1Hij daalde van de berg af en een grote menigte volgde Hem.
Reiniging van een melaatse
2Daar kwam opeens een melaatse naar Hem toe. Hij knielde voor Hem neer en zei: ‘Heer, als U wilt, kunt U me rein maken.’ 3Hij stak zijn hand uit en raakte hem aan. ‘Ik wil het, word rein’, zei Hij. Meteen werd de melaatse rein. 4Jezus zei: ‘Zorg dat u er met niemand over praat, maar ga u laten zien aan de priester en breng de offergave die Mozes heeft voorgeschreven, om hun het bewijs te leveren.’Genezingen in Kafarnaüm
5Toen Hij in Kafarnaüm was gekomen, kwam een centurio naar Hem toe die Hem te hulp riep. 6Hij zei: ‘Heer, mijn kind ligt verlamd thuis, met vreselijk veel pijn.’ 7Hij zei hem: ‘Ik zal het komen genezen.’ 8De centurio antwoordde daarop: ‘Heer, ik ben niet waard dat U onder mijn dak komt, maar spreek een woord en mijn kind zal beter worden. 9Want ik ben iemand die onder bevel staat en soldaten onder zich heeft.
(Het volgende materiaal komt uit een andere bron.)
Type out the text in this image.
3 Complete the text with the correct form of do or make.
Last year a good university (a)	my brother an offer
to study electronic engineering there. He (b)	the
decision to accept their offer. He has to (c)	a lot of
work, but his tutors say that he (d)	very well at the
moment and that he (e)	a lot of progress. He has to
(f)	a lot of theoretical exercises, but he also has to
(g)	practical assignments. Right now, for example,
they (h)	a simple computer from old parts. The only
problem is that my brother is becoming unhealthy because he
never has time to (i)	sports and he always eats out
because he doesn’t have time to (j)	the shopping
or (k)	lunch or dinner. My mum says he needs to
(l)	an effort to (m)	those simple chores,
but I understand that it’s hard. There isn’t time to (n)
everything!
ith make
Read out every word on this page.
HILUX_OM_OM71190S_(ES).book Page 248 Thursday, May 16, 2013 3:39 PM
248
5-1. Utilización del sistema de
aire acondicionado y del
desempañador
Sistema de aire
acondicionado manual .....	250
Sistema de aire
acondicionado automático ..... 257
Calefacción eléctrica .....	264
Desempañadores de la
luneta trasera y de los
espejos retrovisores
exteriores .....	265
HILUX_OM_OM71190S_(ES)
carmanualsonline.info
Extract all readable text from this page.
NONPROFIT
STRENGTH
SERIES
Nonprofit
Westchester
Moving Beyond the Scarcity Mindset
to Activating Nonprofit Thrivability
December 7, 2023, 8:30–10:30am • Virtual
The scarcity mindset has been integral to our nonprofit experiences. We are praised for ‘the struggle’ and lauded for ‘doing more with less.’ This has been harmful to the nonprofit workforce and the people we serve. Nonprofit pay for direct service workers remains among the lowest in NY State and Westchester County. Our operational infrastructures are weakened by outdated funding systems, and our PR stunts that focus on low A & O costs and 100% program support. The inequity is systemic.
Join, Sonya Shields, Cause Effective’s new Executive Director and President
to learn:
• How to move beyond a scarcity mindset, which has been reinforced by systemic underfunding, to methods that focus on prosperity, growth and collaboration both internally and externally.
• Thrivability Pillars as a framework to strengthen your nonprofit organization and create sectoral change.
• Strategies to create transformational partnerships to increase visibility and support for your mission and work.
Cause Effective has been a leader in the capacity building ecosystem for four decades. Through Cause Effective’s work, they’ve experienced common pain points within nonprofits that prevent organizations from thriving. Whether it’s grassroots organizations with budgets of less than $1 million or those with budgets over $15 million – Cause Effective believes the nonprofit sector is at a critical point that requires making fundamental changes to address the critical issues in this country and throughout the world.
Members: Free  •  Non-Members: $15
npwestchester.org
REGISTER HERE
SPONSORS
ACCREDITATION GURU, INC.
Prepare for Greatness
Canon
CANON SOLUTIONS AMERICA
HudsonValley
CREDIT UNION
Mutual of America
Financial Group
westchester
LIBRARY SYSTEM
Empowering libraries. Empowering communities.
Tegen de een zeg ik: “Ga!” en hij gaat, en tegen de ander: “Kom!” en hij komt, en tegen mijn slaaf: “Doe dit!” en hij doet het.’ 10Toen Jezus dit hoorde, was Hij verbaasd, en Hij zei tegen degenen die Hem volgden: ‘Ik verzeker u, bij niemand in Israël heb Ik zo’n groot vertrouwen aangetroffen. 11Ik zeg u dat velen uit oost en west zullen komen en aan tafel zullen gaan met Abraham, Isaak en Jakob in het koninkrijk der hemelen. 12Maar de kinderen van het koninkrijk zullen in de uiterste duisternis geworpen worden. Het zal daar een gejammer zijn en een tandengeknars.’ 13Jezus zei tegen de centurio: ‘Ga maar naar huis; het moge u gaan overeenkomstig uw vertrouwen.’ En op datzelfde uur werd zijn kind beter.14Jezus ging naar het huis van Petrus en zag diens schoonmoeder met koorts op bed liggen. 15Hij nam haar bij de hand en de koorts verliet haar. Ze stond op en bediende Hem. 16Toen het avond was geworden, brachten ze velen bij Hem die van demonen te lijden hadden; met zijn woord dreef Hij de geesten uit. En Hij genas alle zieken, 17opdat vervuld zou worden wat bij monde van de profeet Jesaja gesproken is:
"Hij heeft onze ziekten op zich genomen en onze kwalen gedragen".
Het volgen van Jezus
18Toen Jezus een menigte om zich heen zag, gaf Hij opdracht om naar de overkant te gaan. 19Een schriftgeleerde kwam naar Hem toe en zei: ‘Meester, ik zal U volgen, waar U ook gaat.’ 20Jezus zei tegen hem: ‘De vossen hebben een hol, en de vogels van de hemel een nest, maar de Mensenzoon kan nergens het hoofd neerleggen.’ 21Iemand anders, een van zijn leerlingen, zei tegen hem: ‘Heer, sta me toe om eerst mijn vader te gaan begraven.’ 22Maar Jezus zei hem: ‘Volg Mij, en laat de doden hun doden begraven.’23Toen Hij aan boord ging, volgden zijn leerlingen Hem. 24Opeens werd de zee zo onstuimig dat de golven over de boot heen sloegen. Hij sliep. 25Ze maakten Hem wakker en riepen: ‘Heer, red ons, wij vergaan!’ 26Hij zei: ‘Waarom zijn jullie bang, kleingelovigen?’ Toen stond Hij op en bestrafte wind en zee, en het werd volkomen stil. 27De mensen stonden verbaasd en zeiden: ‘Wat is dat toch voor iemand, dat zelfs de wind en de zee naar Hem luisteren?’